Ma in molti, presenti, hanno fatto finta di non vedere, ed hanno fatto anche cose peggiori: «C'erano tante persone intorno ma nessuno si fermava. Per fortuna l'uomo era tranquillo. Se avesse reagito sarei stato costretto a una colluttazione, non so come sarebbe andata a finire. L'unica ad avvicinarsi è stata la mia collaboratrice, ha iniziato a parlare con la collega vittima dell'aggressione mentre io provavo a parlare con il maniaco per mantenerlo calmo. Dopo un po' di tempo è arrivato un carabiniere, saranno stati quasi dieci minuti, mi sono sembrati interminabili. Gli ho consegnato l'uomo e sono andato via. Ovviamente mi sono messo a disposizione per eventuali testimonianze». 

«Ci trovavamo nel punto dove in genere noi avvocati ci intratteniamo. C'è il bar, la camera penale, è un luogo di transito per tutti quelli che frequentano il tribunale ed era l'ora di punta: ci saranno state centinaia di persone. Pensavo e speravo che sarebbe arrivato qualcuno a dare una mano. Sono passati anche alcuni colleghi che conosco.

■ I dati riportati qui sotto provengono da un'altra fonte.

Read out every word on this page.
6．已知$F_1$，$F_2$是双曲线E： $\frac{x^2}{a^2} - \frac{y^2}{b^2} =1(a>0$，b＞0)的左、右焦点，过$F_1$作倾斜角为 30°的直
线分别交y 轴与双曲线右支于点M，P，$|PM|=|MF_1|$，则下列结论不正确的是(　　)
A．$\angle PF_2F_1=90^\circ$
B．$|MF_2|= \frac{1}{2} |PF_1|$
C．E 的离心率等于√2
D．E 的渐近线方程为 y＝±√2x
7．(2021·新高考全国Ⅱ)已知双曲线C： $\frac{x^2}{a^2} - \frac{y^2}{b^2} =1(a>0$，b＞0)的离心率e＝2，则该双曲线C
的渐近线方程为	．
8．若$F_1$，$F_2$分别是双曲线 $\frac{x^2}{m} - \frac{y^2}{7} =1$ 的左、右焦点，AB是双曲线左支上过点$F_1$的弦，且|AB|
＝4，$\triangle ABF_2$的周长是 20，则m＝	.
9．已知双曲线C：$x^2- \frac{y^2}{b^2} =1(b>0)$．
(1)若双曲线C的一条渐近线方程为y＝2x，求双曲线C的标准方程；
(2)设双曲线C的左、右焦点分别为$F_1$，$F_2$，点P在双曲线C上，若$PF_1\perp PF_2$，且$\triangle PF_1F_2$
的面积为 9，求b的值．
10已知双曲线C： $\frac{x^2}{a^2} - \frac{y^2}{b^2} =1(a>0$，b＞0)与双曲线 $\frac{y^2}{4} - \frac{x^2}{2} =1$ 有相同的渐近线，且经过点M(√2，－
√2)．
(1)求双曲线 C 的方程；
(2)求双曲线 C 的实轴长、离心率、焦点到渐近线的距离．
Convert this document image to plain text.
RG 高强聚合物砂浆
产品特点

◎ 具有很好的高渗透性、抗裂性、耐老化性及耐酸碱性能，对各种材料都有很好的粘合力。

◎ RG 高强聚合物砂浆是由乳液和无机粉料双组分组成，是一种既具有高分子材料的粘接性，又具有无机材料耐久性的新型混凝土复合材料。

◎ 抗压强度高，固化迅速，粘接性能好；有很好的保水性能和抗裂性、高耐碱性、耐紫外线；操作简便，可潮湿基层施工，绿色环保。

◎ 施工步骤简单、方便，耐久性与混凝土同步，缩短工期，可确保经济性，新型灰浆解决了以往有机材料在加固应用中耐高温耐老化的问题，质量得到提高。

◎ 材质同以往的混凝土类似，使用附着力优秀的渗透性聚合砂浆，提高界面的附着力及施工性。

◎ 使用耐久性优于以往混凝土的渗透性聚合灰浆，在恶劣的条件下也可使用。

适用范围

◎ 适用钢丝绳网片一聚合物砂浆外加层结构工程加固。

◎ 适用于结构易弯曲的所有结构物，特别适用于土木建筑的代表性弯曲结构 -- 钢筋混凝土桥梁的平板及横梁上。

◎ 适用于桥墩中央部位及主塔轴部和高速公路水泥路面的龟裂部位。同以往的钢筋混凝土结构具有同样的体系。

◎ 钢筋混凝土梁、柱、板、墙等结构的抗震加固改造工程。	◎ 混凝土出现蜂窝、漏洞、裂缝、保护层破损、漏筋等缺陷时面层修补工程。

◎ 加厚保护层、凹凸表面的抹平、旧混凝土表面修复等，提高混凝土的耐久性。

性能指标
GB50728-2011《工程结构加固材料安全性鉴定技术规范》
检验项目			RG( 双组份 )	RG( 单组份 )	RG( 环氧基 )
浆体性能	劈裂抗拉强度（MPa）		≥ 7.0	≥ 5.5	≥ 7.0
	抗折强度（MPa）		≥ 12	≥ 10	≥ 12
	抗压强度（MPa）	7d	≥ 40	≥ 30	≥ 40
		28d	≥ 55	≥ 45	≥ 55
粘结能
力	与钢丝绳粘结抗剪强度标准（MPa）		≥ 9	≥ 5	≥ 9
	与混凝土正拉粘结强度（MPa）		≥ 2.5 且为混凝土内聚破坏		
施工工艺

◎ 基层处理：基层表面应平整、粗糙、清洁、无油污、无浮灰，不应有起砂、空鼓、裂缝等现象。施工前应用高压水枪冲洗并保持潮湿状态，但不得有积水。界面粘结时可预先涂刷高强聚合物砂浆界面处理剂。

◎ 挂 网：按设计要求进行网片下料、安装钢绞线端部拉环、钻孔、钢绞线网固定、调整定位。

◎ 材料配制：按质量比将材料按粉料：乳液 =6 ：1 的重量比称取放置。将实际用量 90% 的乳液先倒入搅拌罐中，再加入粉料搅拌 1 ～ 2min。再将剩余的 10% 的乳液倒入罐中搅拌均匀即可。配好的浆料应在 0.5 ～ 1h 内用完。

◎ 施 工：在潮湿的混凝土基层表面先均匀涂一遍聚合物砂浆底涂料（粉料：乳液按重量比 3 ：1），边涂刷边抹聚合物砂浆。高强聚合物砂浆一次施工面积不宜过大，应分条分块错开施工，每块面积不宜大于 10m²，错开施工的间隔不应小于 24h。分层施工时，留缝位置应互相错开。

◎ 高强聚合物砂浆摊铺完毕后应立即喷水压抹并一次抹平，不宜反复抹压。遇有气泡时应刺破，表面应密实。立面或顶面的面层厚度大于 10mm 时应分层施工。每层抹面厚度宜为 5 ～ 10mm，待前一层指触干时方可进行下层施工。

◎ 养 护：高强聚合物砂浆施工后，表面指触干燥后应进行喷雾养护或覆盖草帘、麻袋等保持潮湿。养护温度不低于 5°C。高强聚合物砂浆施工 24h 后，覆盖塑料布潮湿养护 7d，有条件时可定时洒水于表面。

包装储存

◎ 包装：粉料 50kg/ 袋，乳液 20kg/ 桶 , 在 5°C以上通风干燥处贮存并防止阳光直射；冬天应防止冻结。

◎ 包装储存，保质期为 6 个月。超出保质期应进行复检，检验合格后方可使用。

Dopo essersi informati, mi hanno detto: 'Fatti i fatti tuoi, che ti importa?'

«Ero sconvolto. Mi ha fatto grande impressione lo stato psicologico della ragazza. Come avvocato penalista ho trattati tanti casi di violenza ma per la prima volta ho assistito quasi in diretta al dramma di una donna molestata sessualmente. Trovo incredibile che si possa vedere una donna in quello stato e non fermarsi per tranquillizzarla, per portarla un attimo al bar, per darle un senso di presenza».

Fin qui le dichiarazioni rese dal collega. L'uomo responsabile della violenza è ai domiciliari, la donna ha denunciato e ci sarà un processo. I giovani penalisti hanno chiesto al Consiglio dell'Ordine di Napoli di intervenire, ed anche noi siamo in attesa di conoscere gli eventi.